Karamakate (Nilbio Torres), em cena de O Abraço da Serpente

Colonização, violência e metafísica na Amazônia

Embora tenha um pé nos diários dos exploradores e dos relatos indígenas, a história contada por Guerra é de fato ficcional, mas não menos impactante por conta disso. Numa espécie de road movie em que os rios ocupam o lugar da estrada, o diretor e roteirista coloca Karamakate como narrador e testemunha das marcas da colonização em seu próprio povo, fazendo-o passar por uma série de situações que mostram as consequências do choque de culturas na Amazônia.

Assim, pontos essenciais dessa história vão aparecendo no decorrer das viagens que Karamakate faz, como a influência da religião ocidental, por exemplo, que surge na figura de uma missão capuchinha no meio da floresta, em que o frade impede que meninos indígenas falem sua própria língua – é uma “língua de Satanás” – e os pune a chicotadas. O cenário ressurge quarenta anos mais tarde expondo suas consequências, em um cenário apocalíptico em que um homem se diz messias e lidera toda a comunidade numa espécie de surto. Também há espaço para a crueldade dos barões da borracha, estampada no sofrimento de um dos personagens que cruza o caminho de Karamakate e Grünberg.

Porém, é importante apontar que O Abraço da Serpente também nunca cai no maniqueísmo de pintar todos os estrangeiros como essencialmente ruins, tornando, assim, a narrativa ainda mais complexa e cheia de nuances. Em certo momento, por exemplo, Grünberg tenta evitar a qualquer custo que uma comunidade indígena fique com sua bússola, para que o conhecimento tradicional de se guiar pelas estrelas não se perca.

É justamente na discussão da perda desses conhecimentos e na quase completa extinção de culturas indígenas que Guerra se concentra. Através dos olhos de Karamakate, acompanhamos o progressivo apagamento de tradições milenares, à medida que a colonização avança sobre a Amazônia. A narrativa bifurcada, porém, nos permite também ver como a própria postura do personagem muda conforme o tempo: se o Karamakate mais jovem, a princípio, se recusa a ajudar Grünberg e tenta a todo custo manter suas tradições, o mais velho tenta guiar Evans, vendo no cientista uma oportunidade de manter vivos e registrados os conhecimentos de seu povo.
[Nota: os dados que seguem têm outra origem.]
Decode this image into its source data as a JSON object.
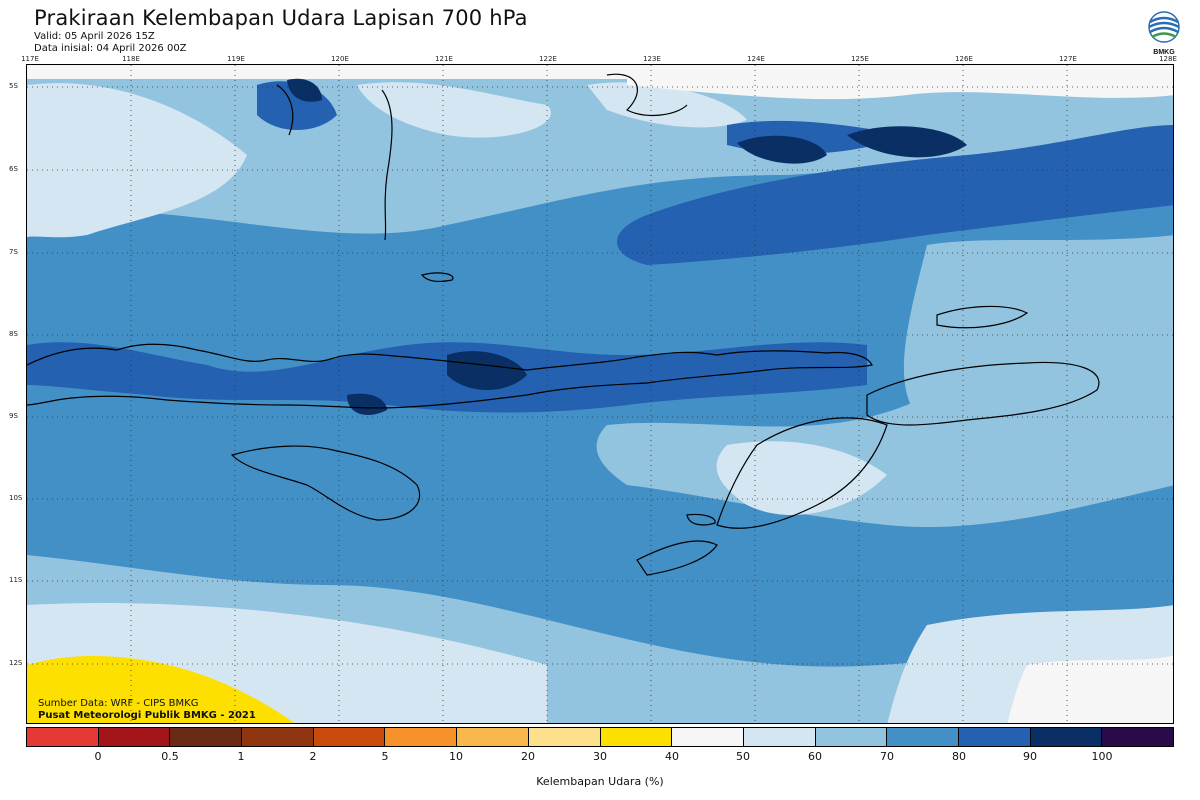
{
  "header": {
    "title": "Prakiraan Kelembapan Udara Lapisan 700 hPa",
    "valid": "Valid: 05 April 2026 15Z",
    "init": "Data inisial: 04 April 2026 00Z"
  },
  "logo": {
    "icon": "bmkg-logo-icon",
    "text": "BMKG"
  },
  "map": {
    "lon_labels": [
      "117E",
      "118E",
      "119E",
      "120E",
      "121E",
      "122E",
      "123E",
      "124E",
      "125E",
      "126E",
      "127E",
      "128E"
    ],
    "lat_labels": [
      "5S",
      "6S",
      "7S",
      "8S",
      "9S",
      "10S",
      "11S",
      "12S"
    ]
  },
  "credits": {
    "source": "Sumber Data: WRF - CIPS BMKG",
    "agency": "Pusat Meteorologi Publik BMKG - 2021"
  },
  "legend": {
    "title": "Kelembapan Udara (%)",
    "colors": [
      "#e53935",
      "#a31519",
      "#6b2a14",
      "#8f3510",
      "#c84a0c",
      "#f7922a",
      "#f9b84e",
      "#fde08c",
      "#fde000",
      "#f6f6f6",
      "#d4e6f2",
      "#93c4df",
      "#4390c6",
      "#2461b0",
      "#0a2f64",
      "#2a0b4a"
    ],
    "ticks": [
      "0",
      "0.5",
      "1",
      "2",
      "5",
      "10",
      "20",
      "30",
      "40",
      "50",
      "60",
      "70",
      "80",
      "90",
      "100"
    ]
  }
}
Como o último de sua tribo, Karamakate não tem mais com quem deixar a história guardada por meio da oralidade, e nem sua própria memória é confiável. Nesse sentido, um momento especialmente tocante é quando o personagem chora ao se dar conta de que esqueceu de algo.

Karamakate (Antonio Bolívar), em cena de O Abraço da Serpente

Tudo isso se encaminha para um final à lá 2001: Uma Odisseia no Espaço (1968), que fecha a odisseia amazônica de Ciro Guerra com um passeio psicodélico pela espiritualidade indígena, e, assim, fortalece a ideia dos laços presentes entre os povos nativos e a Amazônia, ela própria uma personagem do filme.
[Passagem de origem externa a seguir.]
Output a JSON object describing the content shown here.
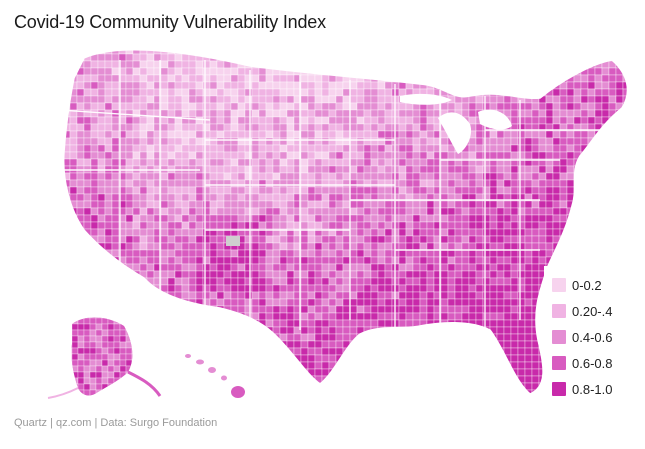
{
  "title": "Covid-19 Community Vulnerability Index",
  "footer": "Quartz | qz.com | Data: Surgo Foundation",
  "legend": [
    {
      "label": "0-0.2",
      "color": "#f7d3ee"
    },
    {
      "label": "0.20-.4",
      "color": "#f0b3e3"
    },
    {
      "label": "0.4-0.6",
      "color": "#e48dd3"
    },
    {
      "label": "0.6-0.8",
      "color": "#d85bc0"
    },
    {
      "label": "0.8-1.0",
      "color": "#c82aaa"
    }
  ],
  "no_data_color": "#cfcfcf"
}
Assim, ao se debruçar sobre um ponto de vista raramente retratado no cinema e ao se propor a resgatar uma memória coletiva ignorada pelos anais da história, O Abraço da Serpente se torna mais do que um filme bom: é um registro fundamental de um tempo perdido nas águas da Amazônia. Pode não ser uma Amazônia documental, etnográfica ou antropológica, mas é fiel em espírito à sua essência.